Wraith realized her mistake as Keen's cold anger washed over her, chilling her to the bone. The human stood slowly and drew her sword from its scabbard in one fluid motion.
Wraith closed her eyes tightly, the warrior's blinding image imprinted on her brain. It was now or never, she knew. She concentrated, focusing her mind and felt the energy tingle to life in her soul. With a thought she released it. It flowed down her limbs to her ankles and wrists. The binding ropes writhed like snakes and unknotted. The instant they were free, Wraith rolled away from Keen and came up standing.
But instead of the dramatic gesture she had planned to emphasize the power flowing through her mind, she staggered. The world tilted beneath her feet. She grabbed her head in agony. It was too much, the power used to unbind the ropes had taken too much of her energy. She was drained. She collapsed to her knees in exhaustion and despair, waiting for the human's killing blow.

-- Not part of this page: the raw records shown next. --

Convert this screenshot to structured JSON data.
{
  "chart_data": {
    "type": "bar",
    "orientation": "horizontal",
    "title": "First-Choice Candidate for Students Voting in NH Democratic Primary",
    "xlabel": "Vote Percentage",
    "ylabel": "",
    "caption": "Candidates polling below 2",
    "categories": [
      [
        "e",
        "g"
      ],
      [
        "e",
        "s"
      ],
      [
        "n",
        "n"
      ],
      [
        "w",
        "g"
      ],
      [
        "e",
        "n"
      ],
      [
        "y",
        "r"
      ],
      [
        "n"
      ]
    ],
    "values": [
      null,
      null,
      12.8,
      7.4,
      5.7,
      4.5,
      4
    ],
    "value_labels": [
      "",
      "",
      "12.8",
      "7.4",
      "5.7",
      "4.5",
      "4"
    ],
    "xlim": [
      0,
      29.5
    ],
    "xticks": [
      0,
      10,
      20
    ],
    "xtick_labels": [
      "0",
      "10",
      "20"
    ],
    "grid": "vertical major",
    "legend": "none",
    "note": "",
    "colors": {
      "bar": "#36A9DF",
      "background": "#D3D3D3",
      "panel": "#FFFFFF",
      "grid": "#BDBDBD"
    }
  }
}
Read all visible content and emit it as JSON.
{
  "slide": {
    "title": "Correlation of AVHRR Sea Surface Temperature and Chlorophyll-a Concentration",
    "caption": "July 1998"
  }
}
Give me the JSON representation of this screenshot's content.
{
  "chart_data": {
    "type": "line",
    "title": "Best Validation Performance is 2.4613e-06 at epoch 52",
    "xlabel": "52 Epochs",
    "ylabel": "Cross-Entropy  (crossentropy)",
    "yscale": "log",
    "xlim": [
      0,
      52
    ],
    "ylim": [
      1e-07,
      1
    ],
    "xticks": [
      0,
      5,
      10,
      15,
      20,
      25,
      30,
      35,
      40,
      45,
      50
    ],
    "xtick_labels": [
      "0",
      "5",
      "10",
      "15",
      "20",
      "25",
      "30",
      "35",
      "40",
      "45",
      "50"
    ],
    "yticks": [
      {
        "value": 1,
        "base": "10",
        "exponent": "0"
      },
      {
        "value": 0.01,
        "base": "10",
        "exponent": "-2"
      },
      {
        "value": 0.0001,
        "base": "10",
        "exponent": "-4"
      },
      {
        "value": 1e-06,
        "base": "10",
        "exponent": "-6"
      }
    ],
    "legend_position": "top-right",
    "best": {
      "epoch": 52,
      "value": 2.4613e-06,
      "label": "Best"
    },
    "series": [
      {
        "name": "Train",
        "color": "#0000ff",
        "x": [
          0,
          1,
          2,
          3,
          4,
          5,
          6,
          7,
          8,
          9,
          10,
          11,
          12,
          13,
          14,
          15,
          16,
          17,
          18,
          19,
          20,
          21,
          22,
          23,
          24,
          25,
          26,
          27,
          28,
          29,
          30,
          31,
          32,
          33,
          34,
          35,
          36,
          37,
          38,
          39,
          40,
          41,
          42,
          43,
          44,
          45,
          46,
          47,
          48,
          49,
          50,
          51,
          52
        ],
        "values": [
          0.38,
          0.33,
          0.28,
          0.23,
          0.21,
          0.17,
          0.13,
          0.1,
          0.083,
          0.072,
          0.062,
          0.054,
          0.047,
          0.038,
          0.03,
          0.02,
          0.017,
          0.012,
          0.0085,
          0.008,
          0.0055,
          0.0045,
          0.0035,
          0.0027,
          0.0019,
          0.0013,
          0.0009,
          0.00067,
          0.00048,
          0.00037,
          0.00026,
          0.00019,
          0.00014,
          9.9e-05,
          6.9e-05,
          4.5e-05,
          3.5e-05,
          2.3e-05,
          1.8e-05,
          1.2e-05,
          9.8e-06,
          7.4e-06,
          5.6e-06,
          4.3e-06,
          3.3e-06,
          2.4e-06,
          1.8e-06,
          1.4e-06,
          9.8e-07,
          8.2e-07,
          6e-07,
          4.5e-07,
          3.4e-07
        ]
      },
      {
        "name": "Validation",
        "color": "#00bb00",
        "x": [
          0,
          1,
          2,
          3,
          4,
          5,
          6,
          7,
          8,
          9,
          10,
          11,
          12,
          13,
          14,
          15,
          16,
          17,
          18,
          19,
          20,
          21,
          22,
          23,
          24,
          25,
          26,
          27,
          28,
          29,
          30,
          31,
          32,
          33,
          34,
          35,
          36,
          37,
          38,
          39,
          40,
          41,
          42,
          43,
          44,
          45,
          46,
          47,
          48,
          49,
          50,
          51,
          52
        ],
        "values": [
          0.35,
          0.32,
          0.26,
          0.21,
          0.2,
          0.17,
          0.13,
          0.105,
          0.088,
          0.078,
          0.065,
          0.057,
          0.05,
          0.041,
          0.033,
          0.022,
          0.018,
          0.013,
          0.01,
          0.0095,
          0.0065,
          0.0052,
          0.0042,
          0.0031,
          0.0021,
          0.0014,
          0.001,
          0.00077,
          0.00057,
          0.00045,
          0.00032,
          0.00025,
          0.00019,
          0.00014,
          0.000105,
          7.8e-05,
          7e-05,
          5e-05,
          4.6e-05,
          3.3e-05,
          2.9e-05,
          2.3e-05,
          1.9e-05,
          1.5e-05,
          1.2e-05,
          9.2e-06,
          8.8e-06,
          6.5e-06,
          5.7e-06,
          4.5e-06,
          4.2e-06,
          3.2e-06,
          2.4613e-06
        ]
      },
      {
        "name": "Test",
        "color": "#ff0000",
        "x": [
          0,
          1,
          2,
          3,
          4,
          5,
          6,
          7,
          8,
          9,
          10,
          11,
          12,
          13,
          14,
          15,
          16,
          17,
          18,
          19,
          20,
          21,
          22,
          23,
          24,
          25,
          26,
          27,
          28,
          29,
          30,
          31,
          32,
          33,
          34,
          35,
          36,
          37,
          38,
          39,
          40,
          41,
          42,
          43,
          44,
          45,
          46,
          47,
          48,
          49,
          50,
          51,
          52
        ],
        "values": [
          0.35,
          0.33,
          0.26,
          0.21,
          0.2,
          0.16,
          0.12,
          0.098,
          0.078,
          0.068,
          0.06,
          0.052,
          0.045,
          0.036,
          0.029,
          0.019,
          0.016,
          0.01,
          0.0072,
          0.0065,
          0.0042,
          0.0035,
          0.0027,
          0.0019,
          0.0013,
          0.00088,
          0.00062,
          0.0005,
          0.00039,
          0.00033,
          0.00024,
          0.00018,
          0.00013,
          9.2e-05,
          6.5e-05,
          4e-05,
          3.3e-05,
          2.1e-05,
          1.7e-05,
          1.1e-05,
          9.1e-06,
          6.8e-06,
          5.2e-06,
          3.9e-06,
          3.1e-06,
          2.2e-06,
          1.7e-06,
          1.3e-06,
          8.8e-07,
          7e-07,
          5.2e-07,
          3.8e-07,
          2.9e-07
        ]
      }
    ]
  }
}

The cold, sharp tip of a sword pressed against her neck. She didn't flinch. She heard Keen's heavy breathing above her and sensed the warrior's wrath.
"Gods curse it, Merlynn!" Keen grated, her voice heavy with hatred. "It used magic! Would you still have me spare it?! Will you dare stop me now?!"
"I don't think I could," Merlynn answered quietly.
"We can't trust it! None of us can fight against magic!"
"She didn't hurt us. Perhaps she didn't want to drink the potion." But Wraith heard the doubt in her voice.
"Gods mercy!" Keen exclaimed.
The sword stopped pressing Wraith's neck. An instant later her head exploded in blinding white sparks, and she knew no more.